First up, a drunken make-out with a work colleague on Friday night can lead to some cringeworthy moments on Monday morning. In this week’s first “Dear Breathers” inquiry, an anonymous viewer reveals that while she loves her job and the group of people — mainly guys — she works with, a drunken make-out has cost her the work relationships she treasured. The once-cordial group of male co-workers have exiled their female colleague without an explanation as to why. In case they haven’t heard, it takes two people to initiate a lip-lock.
Not up to the task of meeting new people in the office or, even worse, eating lunch alone and feeling isolated, the Breather asks Jackie and Claudia how to proceed at work without the hurt feelings. Also, the not-so-gentleman she made out with has a serious girlfriend, so this guy is most likely staying mum about the make-out to protect his relationship from his infidelity.
“There’s nothing worse than having a pit about something you did when you’re drunk,” admits Claudia. The struggles of singles in the workplace transcend, that’s for sure.
Co-host Jackie adds, “I totally understand why you’re freaking out.”
Going forward, the Oshry sisters suggest, “if you feel uncomfortable on your team, you should tell someone.”

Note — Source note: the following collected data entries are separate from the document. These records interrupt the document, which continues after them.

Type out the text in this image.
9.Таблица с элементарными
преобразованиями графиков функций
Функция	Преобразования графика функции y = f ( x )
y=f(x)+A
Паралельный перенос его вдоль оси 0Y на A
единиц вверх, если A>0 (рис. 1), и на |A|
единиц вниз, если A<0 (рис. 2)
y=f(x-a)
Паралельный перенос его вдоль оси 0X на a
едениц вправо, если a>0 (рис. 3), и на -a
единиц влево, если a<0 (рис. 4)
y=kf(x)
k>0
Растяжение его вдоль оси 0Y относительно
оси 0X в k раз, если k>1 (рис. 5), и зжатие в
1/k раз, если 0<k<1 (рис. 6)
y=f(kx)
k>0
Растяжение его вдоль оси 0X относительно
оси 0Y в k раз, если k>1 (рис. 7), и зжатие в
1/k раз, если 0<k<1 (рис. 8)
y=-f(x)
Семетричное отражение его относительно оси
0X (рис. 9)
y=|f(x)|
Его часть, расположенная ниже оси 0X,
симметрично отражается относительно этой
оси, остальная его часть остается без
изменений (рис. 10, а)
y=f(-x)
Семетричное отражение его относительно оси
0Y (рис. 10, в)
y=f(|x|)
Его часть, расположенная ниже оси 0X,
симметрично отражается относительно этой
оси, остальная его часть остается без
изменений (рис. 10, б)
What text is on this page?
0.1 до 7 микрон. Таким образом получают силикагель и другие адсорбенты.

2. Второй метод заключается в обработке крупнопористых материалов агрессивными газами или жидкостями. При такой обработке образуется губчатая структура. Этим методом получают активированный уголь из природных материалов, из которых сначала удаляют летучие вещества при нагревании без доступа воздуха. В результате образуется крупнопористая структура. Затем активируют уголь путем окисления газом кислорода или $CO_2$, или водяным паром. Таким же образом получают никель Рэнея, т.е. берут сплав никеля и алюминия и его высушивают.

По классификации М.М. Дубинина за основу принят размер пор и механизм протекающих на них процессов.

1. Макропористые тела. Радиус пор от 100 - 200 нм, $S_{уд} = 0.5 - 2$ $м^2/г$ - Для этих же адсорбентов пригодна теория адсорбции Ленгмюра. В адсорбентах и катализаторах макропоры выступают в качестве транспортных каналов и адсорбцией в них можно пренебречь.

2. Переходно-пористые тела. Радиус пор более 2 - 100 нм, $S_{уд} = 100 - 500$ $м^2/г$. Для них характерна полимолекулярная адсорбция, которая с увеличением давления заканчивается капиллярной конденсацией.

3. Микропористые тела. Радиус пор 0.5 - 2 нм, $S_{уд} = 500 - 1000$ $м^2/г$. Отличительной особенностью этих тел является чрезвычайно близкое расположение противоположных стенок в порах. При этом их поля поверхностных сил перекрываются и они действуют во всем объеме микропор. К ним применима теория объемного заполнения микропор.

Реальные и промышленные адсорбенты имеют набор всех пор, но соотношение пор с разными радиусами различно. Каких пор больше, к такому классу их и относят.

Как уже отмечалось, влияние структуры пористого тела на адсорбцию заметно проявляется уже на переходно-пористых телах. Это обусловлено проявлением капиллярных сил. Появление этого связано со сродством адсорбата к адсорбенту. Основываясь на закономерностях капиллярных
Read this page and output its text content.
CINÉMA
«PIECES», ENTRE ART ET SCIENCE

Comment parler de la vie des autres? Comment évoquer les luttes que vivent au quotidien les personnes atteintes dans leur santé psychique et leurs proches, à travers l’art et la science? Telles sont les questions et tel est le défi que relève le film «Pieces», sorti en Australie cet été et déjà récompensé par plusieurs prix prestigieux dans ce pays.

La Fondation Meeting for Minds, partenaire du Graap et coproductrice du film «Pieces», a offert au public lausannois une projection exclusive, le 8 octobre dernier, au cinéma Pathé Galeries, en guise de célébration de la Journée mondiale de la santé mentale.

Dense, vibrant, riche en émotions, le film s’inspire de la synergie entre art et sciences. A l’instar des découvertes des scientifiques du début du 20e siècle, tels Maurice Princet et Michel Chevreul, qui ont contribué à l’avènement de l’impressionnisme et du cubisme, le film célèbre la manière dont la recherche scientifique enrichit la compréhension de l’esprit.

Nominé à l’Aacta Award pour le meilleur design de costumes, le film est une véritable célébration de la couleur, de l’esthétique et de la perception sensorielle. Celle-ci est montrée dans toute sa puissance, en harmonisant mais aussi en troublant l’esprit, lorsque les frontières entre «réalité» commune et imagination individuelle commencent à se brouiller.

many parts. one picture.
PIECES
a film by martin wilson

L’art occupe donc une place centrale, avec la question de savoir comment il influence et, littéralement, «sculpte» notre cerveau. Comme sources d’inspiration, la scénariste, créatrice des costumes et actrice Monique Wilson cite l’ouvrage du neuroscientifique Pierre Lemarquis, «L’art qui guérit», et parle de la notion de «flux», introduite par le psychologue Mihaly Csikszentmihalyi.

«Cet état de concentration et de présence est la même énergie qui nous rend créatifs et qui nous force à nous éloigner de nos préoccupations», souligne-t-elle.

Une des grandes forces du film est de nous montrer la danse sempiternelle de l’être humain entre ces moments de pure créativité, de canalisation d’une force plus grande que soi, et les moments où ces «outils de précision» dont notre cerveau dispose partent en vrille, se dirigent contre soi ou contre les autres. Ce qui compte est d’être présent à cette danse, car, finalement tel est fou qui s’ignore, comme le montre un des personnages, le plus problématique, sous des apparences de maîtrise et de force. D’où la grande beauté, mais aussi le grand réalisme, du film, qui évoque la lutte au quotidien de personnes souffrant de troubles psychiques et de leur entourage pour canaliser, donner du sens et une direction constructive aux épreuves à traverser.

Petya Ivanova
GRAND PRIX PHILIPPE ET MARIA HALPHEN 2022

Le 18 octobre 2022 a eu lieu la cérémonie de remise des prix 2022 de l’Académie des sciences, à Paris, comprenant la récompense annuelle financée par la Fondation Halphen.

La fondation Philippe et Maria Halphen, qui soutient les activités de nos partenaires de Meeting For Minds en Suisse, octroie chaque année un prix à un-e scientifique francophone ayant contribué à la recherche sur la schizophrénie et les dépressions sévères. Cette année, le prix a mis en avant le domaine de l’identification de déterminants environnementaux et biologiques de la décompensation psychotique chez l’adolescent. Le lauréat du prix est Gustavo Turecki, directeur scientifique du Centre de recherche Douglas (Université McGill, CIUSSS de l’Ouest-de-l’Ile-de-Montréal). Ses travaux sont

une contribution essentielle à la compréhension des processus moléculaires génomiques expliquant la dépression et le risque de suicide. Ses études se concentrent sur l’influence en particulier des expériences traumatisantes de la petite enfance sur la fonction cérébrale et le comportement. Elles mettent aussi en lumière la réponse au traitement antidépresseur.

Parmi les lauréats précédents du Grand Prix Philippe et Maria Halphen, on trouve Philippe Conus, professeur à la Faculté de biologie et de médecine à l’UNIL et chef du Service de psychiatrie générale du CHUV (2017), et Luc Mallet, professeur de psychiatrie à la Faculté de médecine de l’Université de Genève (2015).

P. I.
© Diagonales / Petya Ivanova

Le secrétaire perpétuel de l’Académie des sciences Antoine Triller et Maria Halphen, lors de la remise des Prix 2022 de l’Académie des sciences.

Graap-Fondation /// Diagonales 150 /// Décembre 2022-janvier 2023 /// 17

Above all else, value your worth, and rest assured that there are people in your office who can handle the maturity you need. “There are other people besides these loser boys,” Claudia encourages. “Focus on yourself, focus on your work, make friends in other departments.”
A final recommendation, option B, is to quit your job and spill the beans to his girlfriend on the way out the door. We repeat, you should only take this route upon resignation from your job if you’re sure that you will never see these people again. Making things more awkward might seem impossible, but it’s definitely not.
Next up, a Breather wants to move in with her soon-to-be-fiancé to save money and make their relationship easier, but his parents are very religious and will not support a wedding that is founded on premarital anything. Should the couple move in together and risk the wrath of his family, or white-lie their way to the wedding and pretend that they live apart?
“I definitely don’t think you should do it behind the parents’ back,” advises Claudia. “That’s a terrible way to start off the marriage.”
Instead, “one of you should get a really sh***y apartment, one of you should get a really nice apartment, and you can just spend all the time in the nice apartment,” recommends Claudia. “And then just get engaged. If you really are there, just do it and then you can live together.”
Jackie adds, “Also, a white lie isn’t a lie about where you live for two years. That’s a big lie.”
Starting the marriage off on a lie is a no-go. “Who wants to be on the outs with their family? Is it really worth it?”
All in all, get two places. You can always move in with each other, but it’s harder to move out.